In the beginning of 2013, I was living in Texas over 800 miles away from my circle of gaming friends, due to work. I was having difficulty with inconsistent games, unreliable players and an ever-changing work schedule. Then, in April of 2013, a friend and fellow gamer told me about a Kickstarter project called Roll20 that had turned into a successful virtual tabletop with a supportive community and blog. This is how I came to start playing Dungeons & Dragons on Roll20.net.
Within two weeks of creating my account, I was certain I had found my solution to long-distance gaming sessions as well as a community of others with similar interests. Long a fan of role-playing online, I dove into Roll20.net’s bag of tools and started exploring the possibilities. I have been active ever since – as both a player and Dungeon Master.

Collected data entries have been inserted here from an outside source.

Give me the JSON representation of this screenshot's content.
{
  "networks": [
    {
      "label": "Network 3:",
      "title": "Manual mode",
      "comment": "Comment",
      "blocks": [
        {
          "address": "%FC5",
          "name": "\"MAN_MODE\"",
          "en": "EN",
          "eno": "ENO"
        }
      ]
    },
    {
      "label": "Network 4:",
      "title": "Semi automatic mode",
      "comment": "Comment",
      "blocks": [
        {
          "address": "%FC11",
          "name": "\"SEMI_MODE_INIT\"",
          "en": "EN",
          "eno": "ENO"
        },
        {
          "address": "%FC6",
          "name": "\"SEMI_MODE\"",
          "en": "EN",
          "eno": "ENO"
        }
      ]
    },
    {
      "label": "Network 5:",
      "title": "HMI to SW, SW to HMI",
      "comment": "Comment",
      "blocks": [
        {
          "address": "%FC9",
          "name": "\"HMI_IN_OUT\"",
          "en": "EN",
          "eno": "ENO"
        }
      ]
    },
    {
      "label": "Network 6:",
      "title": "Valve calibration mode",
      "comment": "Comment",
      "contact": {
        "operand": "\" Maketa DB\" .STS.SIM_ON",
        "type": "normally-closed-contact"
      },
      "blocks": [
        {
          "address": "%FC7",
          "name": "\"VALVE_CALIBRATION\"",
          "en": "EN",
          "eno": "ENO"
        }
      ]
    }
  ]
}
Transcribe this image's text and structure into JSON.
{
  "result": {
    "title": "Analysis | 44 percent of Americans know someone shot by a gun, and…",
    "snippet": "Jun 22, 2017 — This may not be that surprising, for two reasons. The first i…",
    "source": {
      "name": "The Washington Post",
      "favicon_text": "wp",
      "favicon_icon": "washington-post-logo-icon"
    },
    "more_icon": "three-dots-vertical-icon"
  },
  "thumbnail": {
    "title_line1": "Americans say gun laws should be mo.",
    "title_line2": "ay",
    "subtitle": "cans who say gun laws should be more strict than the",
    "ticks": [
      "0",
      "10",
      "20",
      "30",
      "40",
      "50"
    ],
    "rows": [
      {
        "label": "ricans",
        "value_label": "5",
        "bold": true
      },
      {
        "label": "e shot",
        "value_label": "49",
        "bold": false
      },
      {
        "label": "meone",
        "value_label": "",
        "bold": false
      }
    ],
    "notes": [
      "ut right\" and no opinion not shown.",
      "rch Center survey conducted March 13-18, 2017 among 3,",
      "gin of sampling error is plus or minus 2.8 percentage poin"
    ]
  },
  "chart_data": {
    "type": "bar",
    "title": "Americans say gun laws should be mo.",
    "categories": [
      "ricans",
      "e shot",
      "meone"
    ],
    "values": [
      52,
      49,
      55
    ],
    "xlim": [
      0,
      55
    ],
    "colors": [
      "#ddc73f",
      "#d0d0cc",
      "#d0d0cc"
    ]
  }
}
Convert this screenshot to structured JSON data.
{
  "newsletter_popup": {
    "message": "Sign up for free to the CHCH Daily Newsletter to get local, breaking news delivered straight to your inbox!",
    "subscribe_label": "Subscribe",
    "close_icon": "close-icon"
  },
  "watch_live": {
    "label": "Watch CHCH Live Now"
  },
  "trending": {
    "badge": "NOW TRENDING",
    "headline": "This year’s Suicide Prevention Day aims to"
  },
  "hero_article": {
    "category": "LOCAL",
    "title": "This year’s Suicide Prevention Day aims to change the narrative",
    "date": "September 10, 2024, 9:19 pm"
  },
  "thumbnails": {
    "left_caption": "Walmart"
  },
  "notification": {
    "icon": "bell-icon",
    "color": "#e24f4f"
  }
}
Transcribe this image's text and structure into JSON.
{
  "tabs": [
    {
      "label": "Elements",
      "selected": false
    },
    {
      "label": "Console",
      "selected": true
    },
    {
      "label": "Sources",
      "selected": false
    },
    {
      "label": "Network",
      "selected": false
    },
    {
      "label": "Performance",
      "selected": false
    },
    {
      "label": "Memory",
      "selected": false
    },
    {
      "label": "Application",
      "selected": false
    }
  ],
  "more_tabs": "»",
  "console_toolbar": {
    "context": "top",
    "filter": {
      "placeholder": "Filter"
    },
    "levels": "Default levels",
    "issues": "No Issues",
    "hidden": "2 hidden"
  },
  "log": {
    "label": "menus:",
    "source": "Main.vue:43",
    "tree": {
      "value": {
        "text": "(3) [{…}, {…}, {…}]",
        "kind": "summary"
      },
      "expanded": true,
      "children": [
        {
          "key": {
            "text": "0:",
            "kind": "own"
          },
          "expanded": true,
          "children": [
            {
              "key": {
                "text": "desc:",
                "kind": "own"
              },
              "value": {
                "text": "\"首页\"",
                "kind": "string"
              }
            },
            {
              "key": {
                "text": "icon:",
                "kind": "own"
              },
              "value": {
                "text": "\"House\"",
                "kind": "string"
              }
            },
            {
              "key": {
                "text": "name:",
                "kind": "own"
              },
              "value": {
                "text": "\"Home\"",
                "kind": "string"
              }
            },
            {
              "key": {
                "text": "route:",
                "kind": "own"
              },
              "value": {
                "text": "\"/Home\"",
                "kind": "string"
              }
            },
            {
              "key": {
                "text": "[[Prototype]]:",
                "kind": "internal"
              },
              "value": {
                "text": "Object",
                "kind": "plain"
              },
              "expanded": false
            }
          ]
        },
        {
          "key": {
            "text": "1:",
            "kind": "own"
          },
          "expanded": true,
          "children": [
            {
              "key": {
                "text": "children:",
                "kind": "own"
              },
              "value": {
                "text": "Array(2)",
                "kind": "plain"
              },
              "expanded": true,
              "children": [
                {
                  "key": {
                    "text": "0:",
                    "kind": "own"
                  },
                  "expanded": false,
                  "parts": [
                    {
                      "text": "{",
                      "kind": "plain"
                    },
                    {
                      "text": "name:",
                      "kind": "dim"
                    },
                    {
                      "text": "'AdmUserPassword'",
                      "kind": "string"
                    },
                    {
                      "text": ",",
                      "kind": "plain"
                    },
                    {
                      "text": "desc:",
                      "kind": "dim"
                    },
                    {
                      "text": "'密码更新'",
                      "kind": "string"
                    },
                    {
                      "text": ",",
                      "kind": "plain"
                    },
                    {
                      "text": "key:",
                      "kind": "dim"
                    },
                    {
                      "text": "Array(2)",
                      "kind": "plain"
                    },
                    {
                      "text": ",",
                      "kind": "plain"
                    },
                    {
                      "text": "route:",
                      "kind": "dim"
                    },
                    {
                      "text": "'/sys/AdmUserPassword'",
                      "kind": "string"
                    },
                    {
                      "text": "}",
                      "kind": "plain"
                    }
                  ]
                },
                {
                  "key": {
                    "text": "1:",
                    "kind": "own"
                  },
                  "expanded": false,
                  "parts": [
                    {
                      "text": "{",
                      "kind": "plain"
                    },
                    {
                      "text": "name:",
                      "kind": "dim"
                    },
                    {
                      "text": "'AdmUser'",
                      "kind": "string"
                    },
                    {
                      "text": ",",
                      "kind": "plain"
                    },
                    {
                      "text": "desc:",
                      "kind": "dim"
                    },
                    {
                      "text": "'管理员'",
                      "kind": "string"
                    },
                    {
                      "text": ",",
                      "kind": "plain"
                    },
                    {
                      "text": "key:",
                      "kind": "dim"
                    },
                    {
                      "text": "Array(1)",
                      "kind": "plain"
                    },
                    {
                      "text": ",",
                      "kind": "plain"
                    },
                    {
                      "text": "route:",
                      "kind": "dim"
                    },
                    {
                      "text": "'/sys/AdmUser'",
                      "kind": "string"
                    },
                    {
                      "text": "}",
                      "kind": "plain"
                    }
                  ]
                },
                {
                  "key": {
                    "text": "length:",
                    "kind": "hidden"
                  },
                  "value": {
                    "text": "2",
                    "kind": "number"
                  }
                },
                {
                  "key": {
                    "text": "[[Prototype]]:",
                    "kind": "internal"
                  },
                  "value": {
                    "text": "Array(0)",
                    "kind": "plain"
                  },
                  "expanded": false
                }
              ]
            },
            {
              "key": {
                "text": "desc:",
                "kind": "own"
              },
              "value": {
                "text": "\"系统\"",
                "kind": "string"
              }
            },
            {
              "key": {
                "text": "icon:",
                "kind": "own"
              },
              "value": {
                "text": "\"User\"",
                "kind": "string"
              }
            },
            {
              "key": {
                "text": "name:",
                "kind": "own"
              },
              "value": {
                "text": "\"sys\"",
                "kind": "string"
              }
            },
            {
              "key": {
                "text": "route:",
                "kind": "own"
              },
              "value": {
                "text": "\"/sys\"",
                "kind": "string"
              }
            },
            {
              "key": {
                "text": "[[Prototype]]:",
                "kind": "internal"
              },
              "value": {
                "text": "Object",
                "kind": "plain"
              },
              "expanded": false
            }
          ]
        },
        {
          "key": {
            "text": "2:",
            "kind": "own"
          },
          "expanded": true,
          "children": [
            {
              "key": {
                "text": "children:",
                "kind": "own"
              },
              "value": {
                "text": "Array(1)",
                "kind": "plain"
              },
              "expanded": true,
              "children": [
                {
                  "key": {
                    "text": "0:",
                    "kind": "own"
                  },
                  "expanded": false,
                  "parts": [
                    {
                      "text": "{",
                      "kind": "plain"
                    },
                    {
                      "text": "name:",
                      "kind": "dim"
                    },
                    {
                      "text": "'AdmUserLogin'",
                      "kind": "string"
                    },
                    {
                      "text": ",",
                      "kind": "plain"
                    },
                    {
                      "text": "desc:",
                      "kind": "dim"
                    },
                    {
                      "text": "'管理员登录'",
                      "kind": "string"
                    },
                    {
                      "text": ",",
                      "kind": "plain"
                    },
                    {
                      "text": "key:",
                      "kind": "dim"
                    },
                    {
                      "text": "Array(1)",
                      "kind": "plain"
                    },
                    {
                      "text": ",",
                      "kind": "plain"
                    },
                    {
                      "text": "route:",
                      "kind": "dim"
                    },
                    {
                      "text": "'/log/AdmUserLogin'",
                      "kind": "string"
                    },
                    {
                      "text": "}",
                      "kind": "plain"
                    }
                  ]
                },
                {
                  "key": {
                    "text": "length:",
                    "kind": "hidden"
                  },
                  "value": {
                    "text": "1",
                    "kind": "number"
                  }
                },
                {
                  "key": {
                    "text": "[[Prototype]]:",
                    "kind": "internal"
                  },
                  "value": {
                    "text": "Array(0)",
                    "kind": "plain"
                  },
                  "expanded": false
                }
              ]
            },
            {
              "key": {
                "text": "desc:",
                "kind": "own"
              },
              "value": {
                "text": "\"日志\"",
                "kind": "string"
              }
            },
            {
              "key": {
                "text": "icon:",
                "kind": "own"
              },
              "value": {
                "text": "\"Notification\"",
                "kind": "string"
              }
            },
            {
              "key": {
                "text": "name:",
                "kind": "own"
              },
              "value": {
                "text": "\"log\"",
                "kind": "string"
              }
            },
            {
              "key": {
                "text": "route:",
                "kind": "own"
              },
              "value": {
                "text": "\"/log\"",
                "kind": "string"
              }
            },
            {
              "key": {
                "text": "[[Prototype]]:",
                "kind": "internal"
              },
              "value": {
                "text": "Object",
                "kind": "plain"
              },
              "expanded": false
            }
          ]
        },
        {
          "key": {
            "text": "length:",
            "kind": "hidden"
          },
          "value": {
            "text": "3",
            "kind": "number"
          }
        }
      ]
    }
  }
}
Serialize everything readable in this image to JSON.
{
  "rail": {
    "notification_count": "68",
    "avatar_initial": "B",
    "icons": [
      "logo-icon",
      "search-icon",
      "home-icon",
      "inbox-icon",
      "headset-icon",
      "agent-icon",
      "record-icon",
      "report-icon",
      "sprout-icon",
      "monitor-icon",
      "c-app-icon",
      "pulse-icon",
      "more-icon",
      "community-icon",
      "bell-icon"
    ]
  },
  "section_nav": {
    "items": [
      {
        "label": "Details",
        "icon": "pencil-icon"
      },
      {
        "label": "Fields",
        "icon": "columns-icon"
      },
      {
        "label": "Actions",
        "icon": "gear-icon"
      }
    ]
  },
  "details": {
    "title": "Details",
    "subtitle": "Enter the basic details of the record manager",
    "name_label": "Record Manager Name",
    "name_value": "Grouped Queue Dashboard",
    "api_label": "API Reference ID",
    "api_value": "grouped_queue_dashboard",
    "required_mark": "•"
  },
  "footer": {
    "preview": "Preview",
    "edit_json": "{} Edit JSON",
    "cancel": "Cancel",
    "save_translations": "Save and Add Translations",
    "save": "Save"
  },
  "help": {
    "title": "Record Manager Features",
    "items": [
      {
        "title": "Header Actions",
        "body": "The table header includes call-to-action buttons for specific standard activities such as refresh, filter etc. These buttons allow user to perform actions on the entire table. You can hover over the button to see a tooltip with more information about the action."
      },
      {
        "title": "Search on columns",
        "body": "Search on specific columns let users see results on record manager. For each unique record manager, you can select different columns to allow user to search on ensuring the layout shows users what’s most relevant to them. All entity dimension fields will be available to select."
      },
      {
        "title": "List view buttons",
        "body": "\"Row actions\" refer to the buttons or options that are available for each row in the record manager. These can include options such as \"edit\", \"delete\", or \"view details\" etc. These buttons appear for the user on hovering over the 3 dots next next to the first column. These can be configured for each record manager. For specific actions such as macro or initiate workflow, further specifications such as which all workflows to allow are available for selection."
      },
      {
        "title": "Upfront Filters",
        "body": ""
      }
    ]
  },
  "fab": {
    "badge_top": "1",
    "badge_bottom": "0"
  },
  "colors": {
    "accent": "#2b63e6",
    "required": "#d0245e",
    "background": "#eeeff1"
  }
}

Though I will always prefer playing role-playing games in person, there are many great reasons why I enjoy using a virtual tabletop like Roll20.net. The most important reason to me – it’s free. Our brand of gamer spends enough money on books, dice, miniatures, and other accessories. Roll20.net offers Base Accounts for free, which enables me to play with any of my friends and better yet, we don’t have to download anything. It’s all hosted off their website – all you need is an account and internet access.
What about other lasting impressions that I’ve had from Roll20.net? It’s fairly simple to use. I figured it out in about a week from top to bottom. Not actually the first week that I had it. That week was a train wreck where I thought I could get away with spending 20 minutes reading, watch a YouTube clip, and be ready to rock. I was wrong – it’s a bit more in-depth than that. There’s always something new to learn or a different way of doing something – but I was able to start playing and creating campaigns after focusing on it an hour a day for a week. It takes me more preparation and time to set a campaign up online, but part of that is attempting to prepare for the inevitable surprises players always bring to the table.
The amazing thing about using Roll20’s virtual tabletop is the behemoth list of tools and capabilities that mimic gameplay at a physical table. If you want to see and converse with your players, then just turn on the video or voice chat. It is flexible and not bound to any system so you can use it to play any role-playing game you want. You have access to pretty much any character sheets you could dream of – including community-created ones. There’s a built-in dice roller, a chat window for in or out-of-character conversations, a robust map creation system, personal journals for characters, a music player, and even a giant library of art for tokens, portraits, or maps. They even have a feature called Dynamic Lighting (a paid subscription feature), which handles line of sight and illumination for players. Seriously, the list goes on and on AND they keep updating it.
If you’re looking for a way to play with friends over a distance or perhaps just looking for a new alternative to table-top gaming – give a virtual tabletop like Roll20 a try. I know there are other options out there as well. If you’ve used one – what has worked for you?